O Adorador — 18 de abril de 2016 3:00 am

por: Marco Aurelio Brasil

Para ilustrar o que estava tentando dizer, perguntei ao auditório naquela manhã de sábado quantos ali haviam assistido ao primeiro culto. Várias mãos se levantaram, a grande maioria, aliás.

– Então nós temos um problema sério – concluí. Afinal, culto não se assiste, culto se presta.

Os samaritanos defendiam o monte Gerizim, dentro de seu território, como sendo o único local correto de adoração, graças a esses malabarismos retóricos e argumentativos típicos dos teólogos. Quando aquela mulher samaritana percebeu que Jesus era mais do que um simples homem, aproveitou para lançar essa controvérsia e ver o que o profeta judeu dizia: “Senhor, vejo que és profeta. Nossos antepassados adoraram neste monte, mas vocês, judeus, dizem que Jerusalém é o lugar onde se deve adorar” (João 4:19 e 20).

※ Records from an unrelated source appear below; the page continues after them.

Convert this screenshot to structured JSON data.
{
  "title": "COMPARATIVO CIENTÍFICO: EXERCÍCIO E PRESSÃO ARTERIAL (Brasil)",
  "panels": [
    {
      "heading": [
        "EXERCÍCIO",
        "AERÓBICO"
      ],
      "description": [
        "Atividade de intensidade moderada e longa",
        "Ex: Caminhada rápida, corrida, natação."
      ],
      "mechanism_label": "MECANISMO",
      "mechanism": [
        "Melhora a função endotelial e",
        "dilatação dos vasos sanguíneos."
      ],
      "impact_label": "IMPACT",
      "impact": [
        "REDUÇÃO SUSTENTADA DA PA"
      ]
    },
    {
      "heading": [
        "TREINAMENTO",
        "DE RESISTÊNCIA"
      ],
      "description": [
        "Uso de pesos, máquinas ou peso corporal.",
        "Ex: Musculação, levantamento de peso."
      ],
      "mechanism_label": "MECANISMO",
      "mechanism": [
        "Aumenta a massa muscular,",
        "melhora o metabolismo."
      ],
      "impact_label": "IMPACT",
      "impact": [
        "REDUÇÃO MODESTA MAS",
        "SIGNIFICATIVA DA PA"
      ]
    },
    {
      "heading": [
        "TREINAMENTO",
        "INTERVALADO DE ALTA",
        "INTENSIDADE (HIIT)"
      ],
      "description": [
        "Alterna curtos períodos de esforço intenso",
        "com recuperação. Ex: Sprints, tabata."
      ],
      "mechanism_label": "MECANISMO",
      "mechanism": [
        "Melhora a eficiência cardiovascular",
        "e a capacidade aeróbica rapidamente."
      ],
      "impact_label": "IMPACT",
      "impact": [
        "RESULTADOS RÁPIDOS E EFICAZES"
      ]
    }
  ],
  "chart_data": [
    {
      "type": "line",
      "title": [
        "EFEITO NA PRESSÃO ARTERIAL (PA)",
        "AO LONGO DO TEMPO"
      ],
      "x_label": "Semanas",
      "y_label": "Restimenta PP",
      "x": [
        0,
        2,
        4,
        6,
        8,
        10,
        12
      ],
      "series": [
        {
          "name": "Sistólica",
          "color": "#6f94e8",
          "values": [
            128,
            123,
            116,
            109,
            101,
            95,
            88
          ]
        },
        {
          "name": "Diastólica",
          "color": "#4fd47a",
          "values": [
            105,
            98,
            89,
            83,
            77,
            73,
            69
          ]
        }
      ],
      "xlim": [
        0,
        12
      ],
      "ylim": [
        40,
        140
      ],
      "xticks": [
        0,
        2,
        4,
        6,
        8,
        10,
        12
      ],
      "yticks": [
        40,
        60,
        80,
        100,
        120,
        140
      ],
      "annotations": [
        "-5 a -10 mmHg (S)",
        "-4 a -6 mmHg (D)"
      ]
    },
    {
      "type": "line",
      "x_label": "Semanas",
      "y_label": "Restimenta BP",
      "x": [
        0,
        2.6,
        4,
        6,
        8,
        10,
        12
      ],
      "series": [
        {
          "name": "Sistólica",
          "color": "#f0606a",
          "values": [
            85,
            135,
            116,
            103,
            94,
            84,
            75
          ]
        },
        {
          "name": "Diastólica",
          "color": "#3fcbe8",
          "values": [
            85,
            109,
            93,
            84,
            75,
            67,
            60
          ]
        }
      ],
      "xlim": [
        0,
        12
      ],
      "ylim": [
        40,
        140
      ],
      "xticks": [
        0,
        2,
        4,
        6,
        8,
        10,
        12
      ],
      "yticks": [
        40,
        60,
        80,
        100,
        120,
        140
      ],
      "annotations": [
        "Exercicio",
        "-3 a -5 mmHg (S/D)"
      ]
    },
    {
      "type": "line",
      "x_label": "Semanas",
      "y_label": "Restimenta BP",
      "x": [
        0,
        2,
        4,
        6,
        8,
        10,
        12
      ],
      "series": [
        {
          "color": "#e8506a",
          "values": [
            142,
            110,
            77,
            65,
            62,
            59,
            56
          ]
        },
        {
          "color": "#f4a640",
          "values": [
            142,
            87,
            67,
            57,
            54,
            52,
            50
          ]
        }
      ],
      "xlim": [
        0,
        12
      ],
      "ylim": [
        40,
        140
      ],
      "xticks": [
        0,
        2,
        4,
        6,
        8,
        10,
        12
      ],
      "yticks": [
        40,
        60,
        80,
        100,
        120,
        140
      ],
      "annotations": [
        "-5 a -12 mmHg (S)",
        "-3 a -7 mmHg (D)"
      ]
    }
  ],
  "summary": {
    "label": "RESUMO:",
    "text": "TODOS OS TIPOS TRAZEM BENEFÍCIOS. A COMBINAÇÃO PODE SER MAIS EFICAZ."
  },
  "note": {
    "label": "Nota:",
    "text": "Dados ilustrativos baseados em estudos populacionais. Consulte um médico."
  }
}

A resposta de Jesus lançou uma profunda e radical alteração no entendimento do que é adoração. Ele disse que até aquele momento o local correto era mesmo Jerusalém, não importando as firulas teológicas em sentido contrário, mas que logo essa controvérsia seria tão útil quanto definir quem foi o melhor jogador, se Pelé ou Maradona. É que o elemento geográfico estava pronto a desaparecer. “Está chegando a hora”, disse Ele, “e de fato já chegou, em que os verdadeiros adoradores adorarão o Pai em espírito e em verdade” (João 4:23). Quando Ele expulsa os vendilhões do templo, mais do que defendendo aquele edifício, Jesus estava expulsando os que adoravam com segundas intenções e tornavam a adoração dos “verdadeiros adoradores” praticamente impossível.

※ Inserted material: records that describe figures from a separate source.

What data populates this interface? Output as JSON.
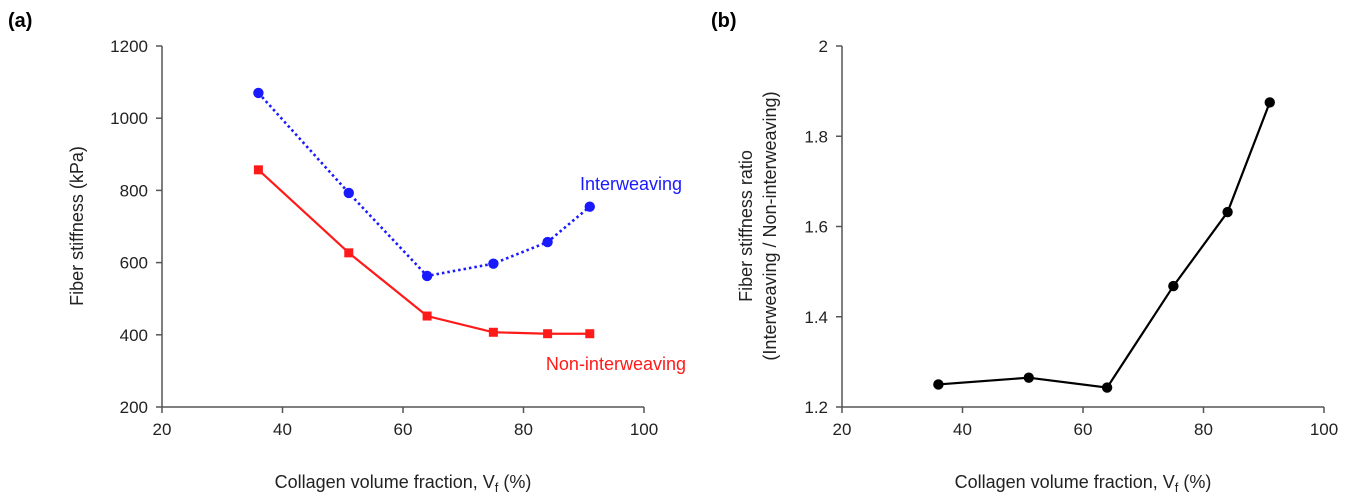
{
  "chart_data": [
    {
      "panel": "(a)",
      "type": "line",
      "xlabel": "Collagen volume fraction, V",
      "xlabel_sub": "f",
      "xlabel_unit": " (%)",
      "ylabel": "Fiber stiffness (kPa)",
      "xlim": [
        20,
        100
      ],
      "ylim": [
        200,
        1200
      ],
      "xticks": [
        20,
        40,
        60,
        80,
        100
      ],
      "yticks": [
        200,
        400,
        600,
        800,
        1000,
        1200
      ],
      "grid": false,
      "series": [
        {
          "name": "Interweaving",
          "color": "#1a1aff",
          "style": "dotted",
          "marker": "circle",
          "x": [
            36,
            51,
            64,
            75,
            84,
            91
          ],
          "y": [
            1070,
            793,
            563,
            597,
            657,
            755
          ]
        },
        {
          "name": "Non-interweaving",
          "color": "#ff1a1a",
          "style": "solid",
          "marker": "square",
          "x": [
            36,
            51,
            64,
            75,
            84,
            91
          ],
          "y": [
            857,
            627,
            452,
            407,
            403,
            403
          ]
        }
      ]
    },
    {
      "panel": "(b)",
      "type": "line",
      "xlabel": "Collagen volume fraction, V",
      "xlabel_sub": "f",
      "xlabel_unit": " (%)",
      "ylabel": "Fiber stiffness ratio",
      "ylabel2": "(Interweaving / Non-interweaving)",
      "xlim": [
        20,
        100
      ],
      "ylim": [
        1.2,
        2
      ],
      "xticks": [
        20,
        40,
        60,
        80,
        100
      ],
      "yticks": [
        "1.2",
        "1.4",
        "1.6",
        "1.8",
        "2"
      ],
      "grid": false,
      "series": [
        {
          "color": "#000000",
          "style": "solid",
          "marker": "circle",
          "x": [
            36,
            51,
            64,
            75,
            84,
            91
          ],
          "y": [
            1.25,
            1.265,
            1.243,
            1.468,
            1.632,
            1.875
          ]
        }
      ]
    }
  ]
}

Durante séculos a igreja cristã não teve um templo e isso não foi problema nenhum, porque o conceito de templo estava superado. “Nem lá nem cá”, foi a resposta de Jesus à samaritana, mas em todo lugar, constantemente. A dinâmica mudou. Você não vai mais atrair pessoas a um prédio santo para que lá elas conheçam a Deus. Agora, os que conhecem a Deus vão (“ide”!) e por onde vão fazem discípulos.

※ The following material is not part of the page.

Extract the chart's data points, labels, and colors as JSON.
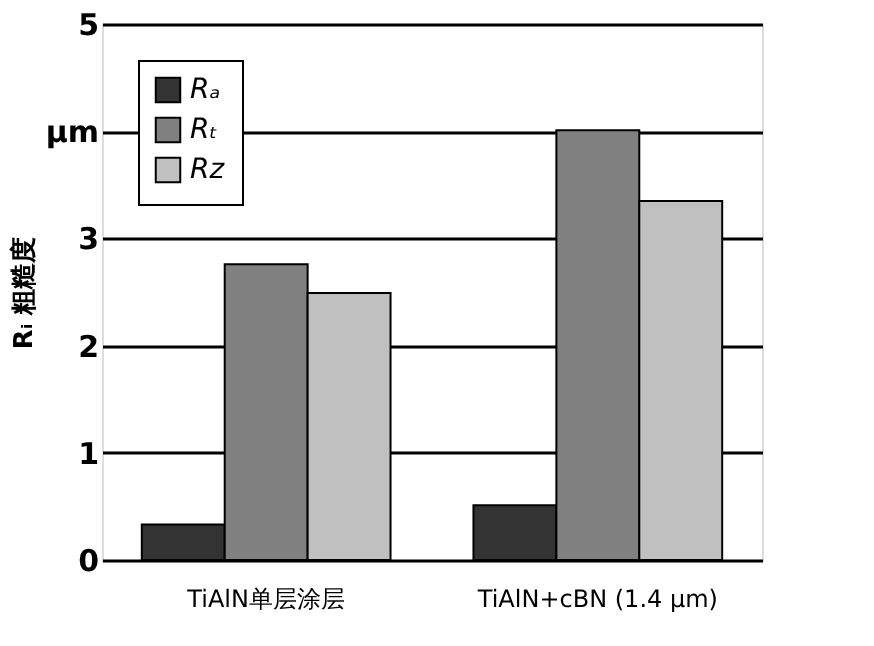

Agora a igreja está andando. No exato instante em que escrevo isto, ela está espalhada pelos ônibus, subindo elevadores, escovando os dentes, comprando pão, ouvindo notícias no rádio do carro. No GPS divino, ela está se movendo pela cidade.

Não se engane, meu amigo. Não é uma determinada roupa, vestida num determinado dia, para ir a um determinado lugar que faz de você um adorador verdadeiro.

O tempo já chegou. O tempo em que você adora a Deus quando o faz em espírito e em verdade, com espírito e com entendimento, com honestidade e com integridade. O tempo em que você presta cultos, e não apenas os consome como um espectador passivo. O tempo em que Deus é adorado na sua vida inteira, e não apenas em gestos automáticos mimetizados dentro do prédio em que a igreja se reúne.

Mas hoje, como nos tempos de Jesus, há os adoradores verdadeiros e há os falsos. De que tipo é você?